Ferdinand F. Norris, head of the public service department of the Pope Manufacturing Company of Hartford, was
instantly killed in South Manchester yesterday afternoon shortly before 3 o'clock by being thrown from the new
automobile fire truck of Hose Company No. 3 of the South Manchester fire department.
A committee from the fire department of Passaic, N.J., arrived in this city earlier in the day and wished to see one of the fire trucks which are manufactured by the Pope company. Manchester being the nearest place where one was in service, the party was taken there in one of the automobiles owned by the company. Permission to demonstrate the new truck was secured by Frank Cheney, Jr., president of the fire district, and the party left the hose house at 2:40. The party was made up of Mayor Spencer of Passaic, his son, Arthur Spencer, Chief R. H. Bowker of the Passaic fire department, and M. B. Matthews of Truck No. 1 of Passaic. The Manchester men who accompanied them on the trip were Second Assistant Chief Goslee, Second Assistant Foreman N. B. Richards of No. 3, and Driver Archibald Hayes.
The car was being run by J. M. O'Malley, head of the testing department of the Pope company, an experienced driver. When leaving the house, Mr. Norris was riding on the running board on the right hand side of the car. It was the intention of the party to visit the house of No. 1 and, after a trip up Pine street, to return to the hose house by way of West Center Hill. The car was being run about twenty-five miles an hour. In approaching the silk mills those in the party were looking towards the mills and just what caused the accident is not, and never will be known. The most probable cause of it is a high crosswalk. It is supposed that, in going over the crosswalk, the car gave a sudden bound and that Mr. Norris, not having a very good hold, slipped off, or that his hat was blown off and in trying to save it he fell. It was about fifty feet from the crosswalk to where he fell, but the time it took the car to make that distance would not be great.
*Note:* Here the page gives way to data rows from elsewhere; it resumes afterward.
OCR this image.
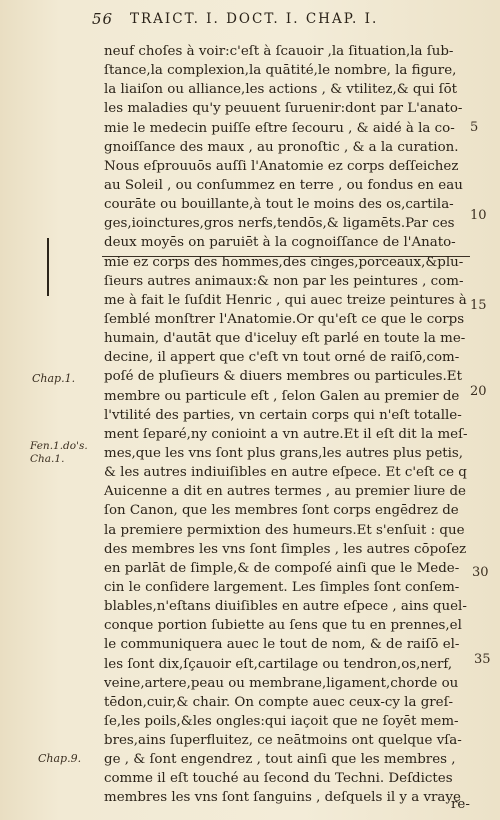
56 TRAICT. I. DOCT. I. CHAP. I.
neuf choſes à voir:c'eſt à ſcauoir ,la ſituation,la ſub-
ſtance,la complexion,la quātité,le nombre, la figure,
la liaiſon ou alliance,les actions , & vtilitez,& qui ſōt
les maladies qu'y peuuent ſuruenir:dont par L'anato-
mie le medecin puiſſe eſtre ſecouru , & aidé à la co-
gnoiſſance des maux , au pronoſtic , & a la curation.
Nous eſprouuōs auſſi l'Anatomie ez corps deſſeichez
au Soleil , ou conſummez en terre , ou fondus en eau
courāte ou bouillante,à tout le moins des os,cartila-
ges,ioinctures,gros nerfs,tendōs,& ligamēts.Par ces
deux moyēs on paruiēt à la cognoiſſance de l'Anato-
mie ez corps des hommes,des cinges,porceaux,&plu-
ſieurs autres animaux:& non par les peintures , com-
me à fait le ſuſdit Henric , qui auec treize peintures à
ſemblé monſtrer l'Anatomie.Or qu'eſt ce que le corps
humain, d'autāt que d'iceluy eſt parlé en toute la me-
decine, il appert que c'eſt vn tout orné de raiſō,com-
poſé de pluſieurs & diuers membres ou particules.Et
membre ou particule eſt , ſelon Galen au premier de
l'vtilité des parties, vn certain corps qui n'eſt totalle-
ment ſeparé,ny conioint a vn autre.Et il eſt dit la meſ-
mes,que les vns ſont plus grans,les autres plus petis,
& les autres indiuiſibles en autre eſpece. Et c'eſt ce q
Auicenne a dit en autres termes , au premier liure de
ſon Canon, que les membres ſont corps engēdrez de
la premiere permixtion des humeurs.Et s'enſuit : que
des membres les vns ſont ſimples , les autres cōpoſez
en parlāt de ſimple,& de compoſé ainſi que le Mede-
cin le conſidere largement. Les ſimples ſont conſem-
blables,n'eſtans diuiſibles en autre eſpece , ains quel-
conque portion ſubiette au ſens que tu en prennes,el
le communiquera auec le tout de nom, & de raiſō el-
les ſont dix,ſçauoir eſt,cartilage ou tendron,os,nerf,
veine,artere,peau ou membrane,ligament,chorde ou
tēdon,cuir,& chair. On compte auec ceux-cy la greſ-
ſe,les poils,&les ongles:qui iaçoit que ne ſoyēt mem-
bres,ains ſuperfluitez, ce neātmoins ont quelque vſa-
ge , & ſont engendrez , tout ainſi que les membres ,
comme il eſt touché au ſecond du Techni. Deſdictes
membres les vns ſont ſanguins , deſquels il y a vraye
re-
Chap.1.
Fen.1.do's. Cha.1.
Chap.9.
5
10
15
20
30
35
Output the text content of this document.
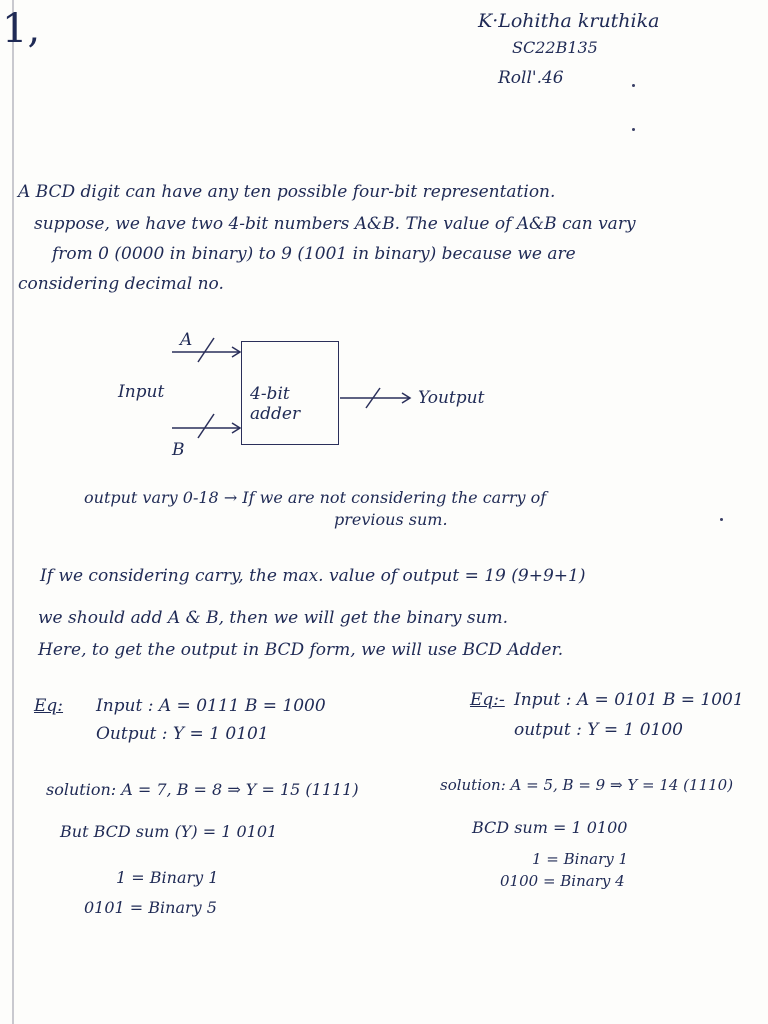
1,	K·Lohitha kruthika
SC22B135
Roll'.46
A BCD digit can have any ten possible four-bit representation.
suppose, we have two 4-bit numbers A&B. The value of A&B can vary
from 0 (0000 in binary) to 9 (1001 in binary) because we are
considering decimal no.
4-bit
adder
A
Input
B
Youtput
output vary 0-18 → If we are not considering the carry of
previous sum.
If we considering carry, the max. value of output = 19 (9+9+1)
we should add A & B, then we will get the binary sum.
Here, to get the output in BCD form, we will use BCD Adder.
Eq: Input : A = 0111 B = 1000
Output : Y = 1 0101
Eq:- Input : A = 0101 B = 1001
output : Y = 1 0100
solution: A = 7, B = 8 ⇒ Y = 15 (1111)
But BCD sum (Y) = 1 0101
1 = Binary 1
0101 = Binary 5
solution: A = 5, B = 9 ⇒ Y = 14 (1110)
BCD sum = 1 0100
1 = Binary 1
0100 = Binary 4
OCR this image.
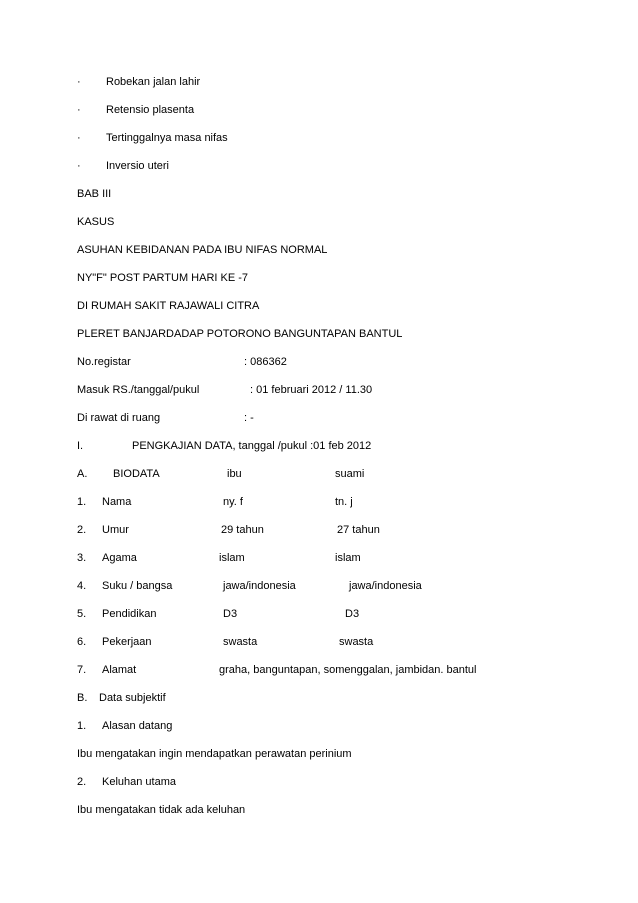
· Robekan jalan lahir
· Retensio plasenta
· Tertinggalnya masa nifas
· Inversio uteri
BAB III
KASUS
ASUHAN KEBIDANAN PADA IBU NIFAS NORMAL
NY"F" POST PARTUM HARI KE -7
DI RUMAH SAKIT RAJAWALI CITRA
PLERET BANJARDADAP POTORONO BANGUNTAPAN BANTUL
No.registar	: 086362
Masuk RS./tanggal/pukul	: 01 februari 2012 / 11.30
Di rawat di ruang	: -
I.	PENGKAJIAN DATA, tanggal /pukul :01 feb 2012
A. BIODATA	ibu	suami
1. Nama	ny. f	tn. j
2. Umur	29 tahun	27 tahun
3. Agama	islam	islam
4. Suku / bangsa	jawa/indonesia	jawa/indonesia
5. Pendidikan	D3	D3
6. Pekerjaan	swasta	swasta
7. Alamat	graha, banguntapan, somenggalan, jambidan. bantul
B. Data subjektif
1. Alasan datang
Ibu mengatakan ingin mendapatkan perawatan perinium
2. Keluhan utama
Ibu mengatakan tidak ada keluhan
The car was running very close to the north curb and, as Norris fell, his head struck the curb. J. W. Goslee and N. B. Richards saw him fall and shouted a warning. The car was brought to a stop and Mr. Richards was the first to get to him. L. N. Heebner, captain of Hose No. 1, was coming up the street in his automobile and arrived just after Mr. Richards. Seeing the Mr. Norris was badly injured he rushed up Main street for a doctor. Dr. Sloan was secured and was hustled back to the scene, but Mr. Norris was dead the instant he struck the curbing.
Mr. Heebner then went to the office of Medical Examiner W. R. Tinker, who arrived at 3:05, or about ten minutes after the accident occurred. He made a brief examination and found that there was a fracture of the skull at the base of the brain, just behind the right ear. A stretcher had been secured from Cheney Brothers' office and the body was placed upon this and taken in the fire truck to the undertaking rooms of Edward W. Post. The Pope company was notified soon after the accident and at 5:30 o'clock last evening, Mr. Riddler and Mr. Cutting of the company reached the town and arranged to have the body turned over to Undertaker Johnson of Hartford. The accident put an end to the demonstration.
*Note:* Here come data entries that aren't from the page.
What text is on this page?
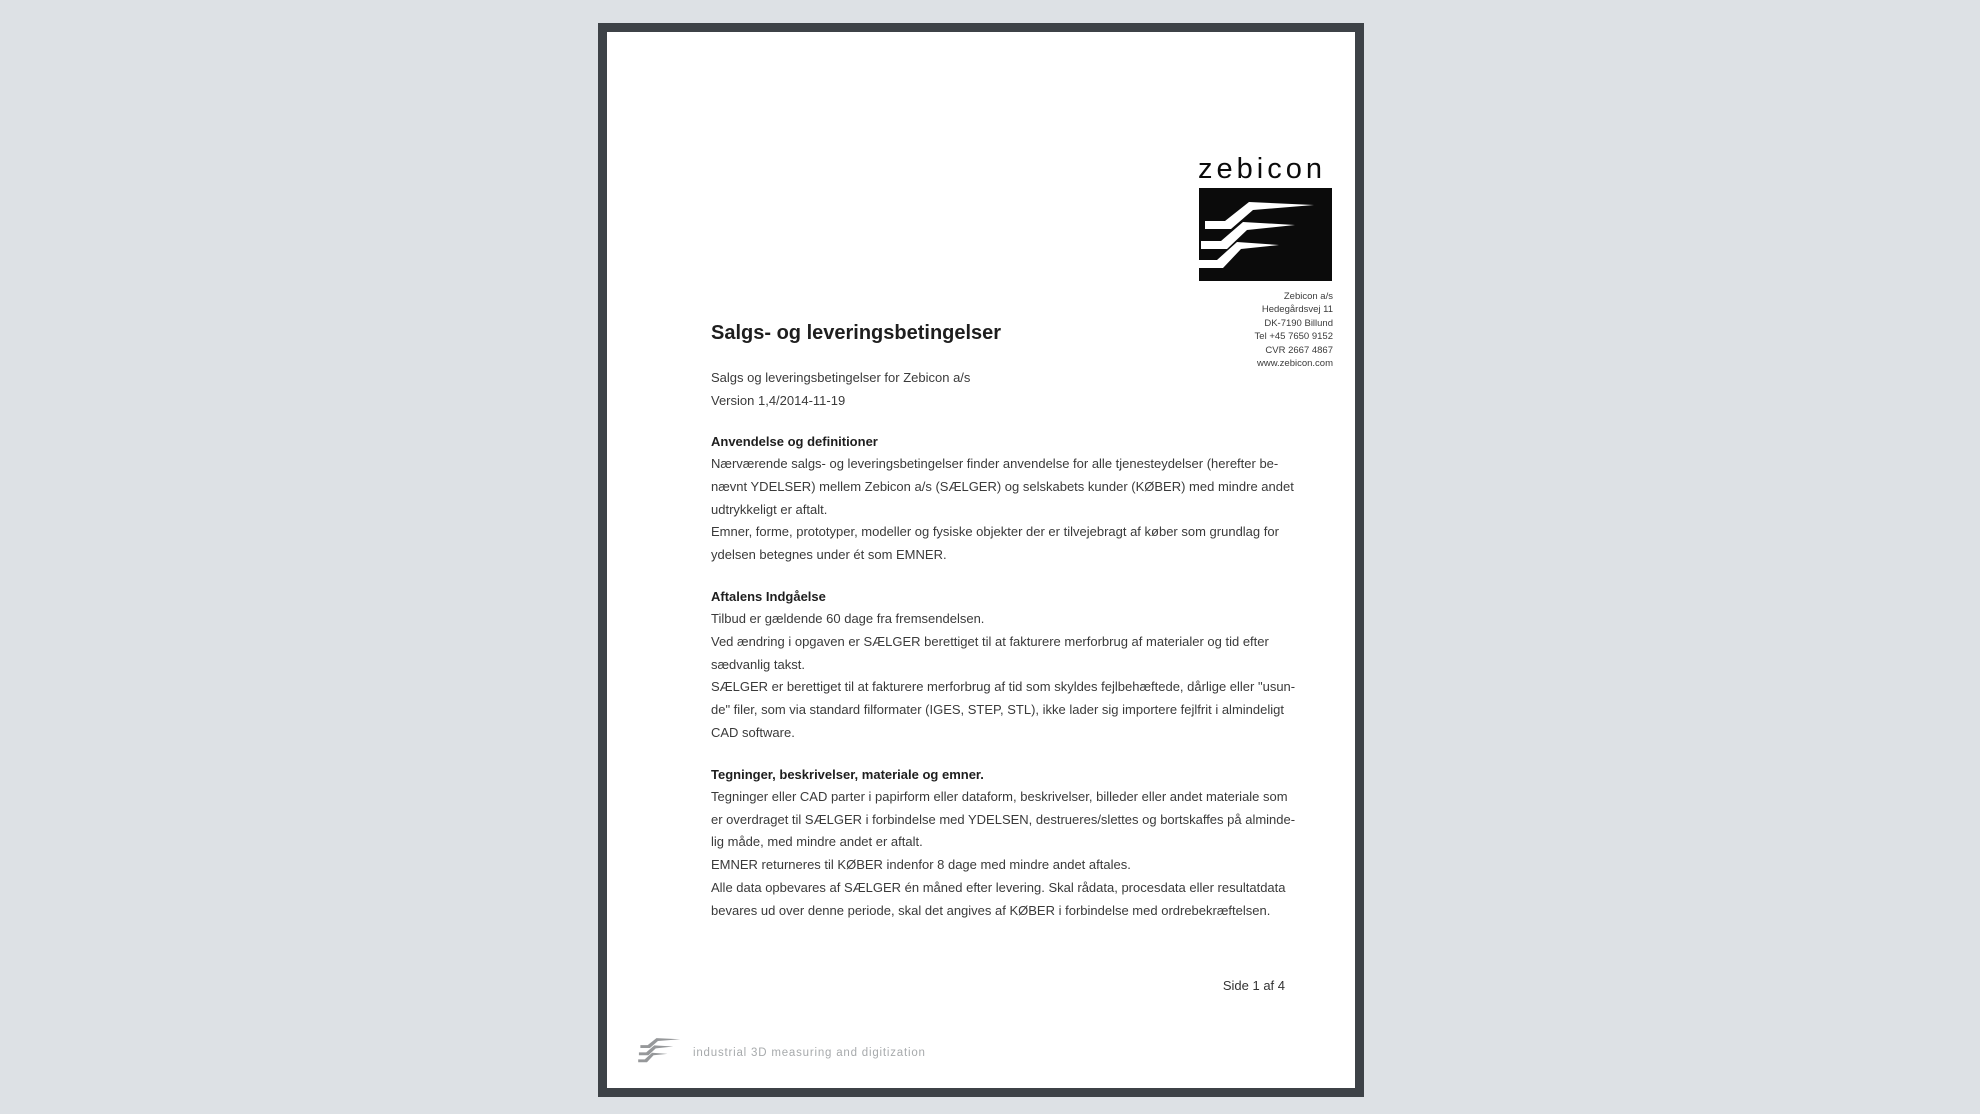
zebicon
Zebicon a/s
Hedegårdsvej 11
DK-7190 Billund
Tel +45 7650 9152
CVR 2667 4867
www.zebicon.com
Salgs- og leveringsbetingelser
Salgs og leveringsbetingelser for Zebicon a/s
Version 1,4/2014-11-19
Anvendelse og definitioner
Nærværende salgs- og leveringsbetingelser finder anvendelse for alle tjenesteydelser (herefter be-
nævnt YDELSER) mellem Zebicon a/s (SÆLGER) og selskabets kunder (KØBER) med mindre andet
udtrykkeligt er aftalt.
Emner, forme, prototyper, modeller og fysiske objekter der er tilvejebragt af køber som grundlag for
ydelsen betegnes under ét som EMNER.
Aftalens Indgåelse
Tilbud er gældende 60 dage fra fremsendelsen.
Ved ændring i opgaven er SÆLGER berettiget til at fakturere merforbrug af materialer og tid efter
sædvanlig takst.
SÆLGER er berettiget til at fakturere merforbrug af tid som skyldes fejlbehæftede, dårlige eller "usun-
de" filer, som via standard filformater (IGES, STEP, STL), ikke lader sig importere fejlfrit i almindeligt
CAD software.
Tegninger, beskrivelser, materiale og emner.
Tegninger eller CAD parter i papirform eller dataform, beskrivelser, billeder eller andet materiale som
er overdraget til SÆLGER i forbindelse med YDELSEN, destrueres/slettes og bortskaffes på alminde-
lig måde, med mindre andet er aftalt.
EMNER returneres til KØBER indenfor 8 dage med mindre andet aftales.
Alle data opbevares af SÆLGER én måned efter levering. Skal rådata, procesdata eller resultatdata
bevares ud over denne periode, skal det angives af KØBER i forbindelse med ordrebekræftelsen.
Side 1 af 4
industrial 3D measuring and digitization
Mr. Norris was 36 years old. He was born in Dedham, Mass., the son of Andrew J. and Harriet Norris, neither of whom are living. He came to Hartford six years ago, and entered the employ of the Pope Manufacturing Company. His special line of work has been in connection with the public service automobiles built by the company, and he took great pride in the sale of these motor wagons. He leaves a wife, three children, Nelson H., aged 5 years, and Minerva J. and Howard E., both younger; two borthers, Frank N. Norris and Albert B. Norris, and three sisters, Mrs. A. C. Morrill, Miss Clara Norris and Miss Anna Norris, all of Boston.